For any integer $k>1$ we say a hypergraph $H=(\omega,E)$ where $E\subseteq {\cal P}(\omega)$ is $k$-*regular* if $|e|=k$ for all $e\in E$. Moreover, we say $H$ is *linear* if $|e_1\cap e_2|\leq 1$ for all $e_1\neq e_2 \in E$.

Zorn's lemma shows that whenever $(\omega,E)$ is linear and $k$-regular, there is $E'\supseteq E$ such that $(\omega,E')$ has the same properties and is maximal with respect to $k$-regularity and linearity (that is, whenever $e\in [\omega]^k\setminus E'$ we have that $(\omega, E'\cup \{e\})$ is no longer linear, where $[\omega]^k$ denotes the collection of subsets of $\omega$ with cardinality $k$).

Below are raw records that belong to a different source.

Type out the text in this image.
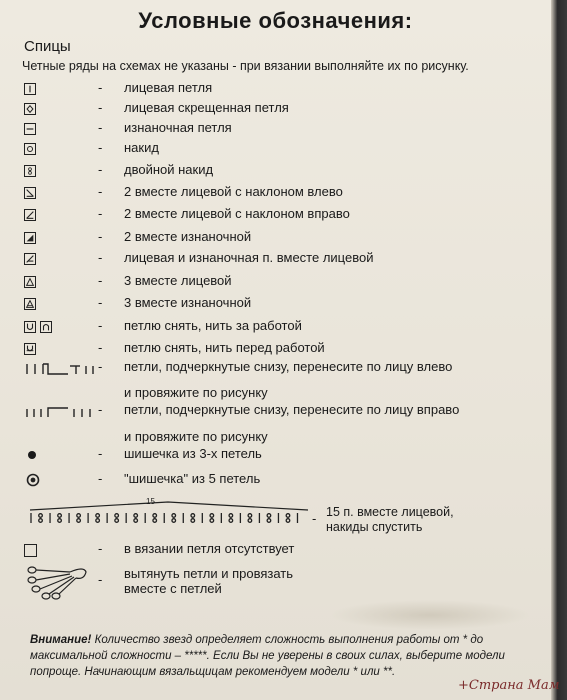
Условные обозначения:
Спицы
Четные ряды на схемах не указаны - при вязании выполняйте их по рисунку.
- лицевая петля
- лицевая скрещенная петля
- изнаночная петля
- накид
- двойной накид
- 2 вместе лицевой с наклоном влево
- 2 вместе лицевой с наклоном вправо
- 2 вместе изнаночной
- лицевая и изнаночная п. вместе лицевой
- 3 вместе лицевой
- 3 вместе изнаночной
- петлю снять, нить за работой
- петлю снять, нить перед работой
- петли, подчеркнутые снизу, перенесите по лицу влево
и провяжите по рисунку
- петли, подчеркнутые снизу, перенесите по лицу вправо
и провяжите по рисунку
- шишечка из 3-х петель
- "шишечка" из 5 петель
15
- 15 п. вместе лицевой,
накиды спустить
- в вязании петля отсутствует
- вытянуть петли и провязать
вместе с петлей
Внимание! Количество звезд определяет сложность выполнения работы от * до максимальной сложности – *****. Если Вы не уверены в своих силах, выберите модели попроще. Начинающим вязальщицам рекомендуем модели * или **.
+Страна Мам
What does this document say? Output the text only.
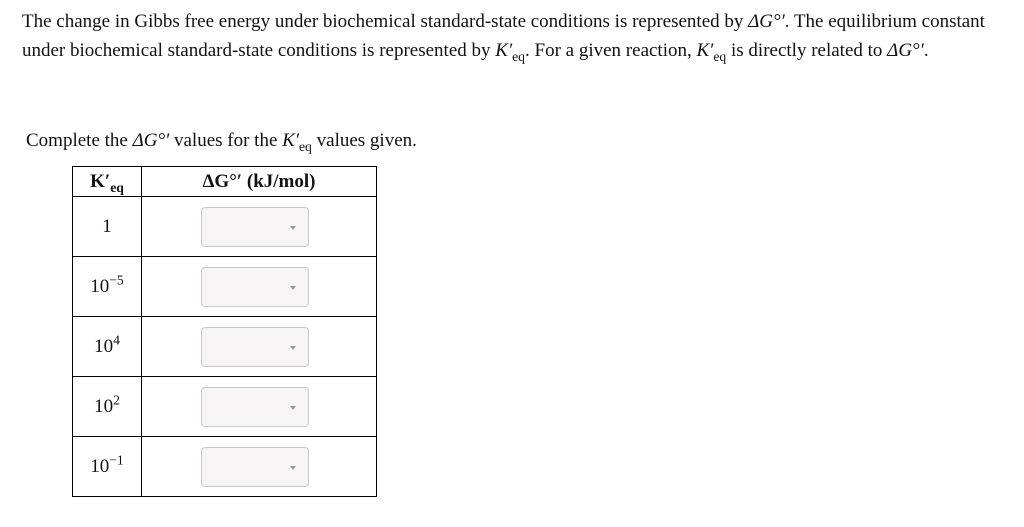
The change in Gibbs free energy under biochemical standard-state conditions is represented by ΔG°′. The equilibrium constant under biochemical standard-state conditions is represented by $K'_{eq}$. For a given reaction, $K'_{eq}$ is directly related to ΔG°′.

Complete the ΔG°′ values for the $K'_{eq}$ values given.

$K'_{eq}$	ΔG°′ (kJ/mol)
1	

$10^{-5}$	

$10^4$	

$10^2$	

$10^{-1}$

If $\kappa>0$ is a cardinal and $H=(V,E)$ we say $c:V\to \kappa$ is a *(hypergraph) colouring* if the restriction $c\restriction_e$ is non-constant whenever $e\in E$ and $|e|>1$. The smallest cardinal $\kappa$ such that there is a colouring $c:V\to \kappa$ is called the *chromatic number* of $H$ and denoted by $\chi(H)$.

**Question.** Whenever $(\omega, E_1)$ and $(\omega,E_2)$ are $k$-regular for $k>2$ and maximal linear, do we have $\chi(\omega,E_1)= \chi(\omega,E_2)$?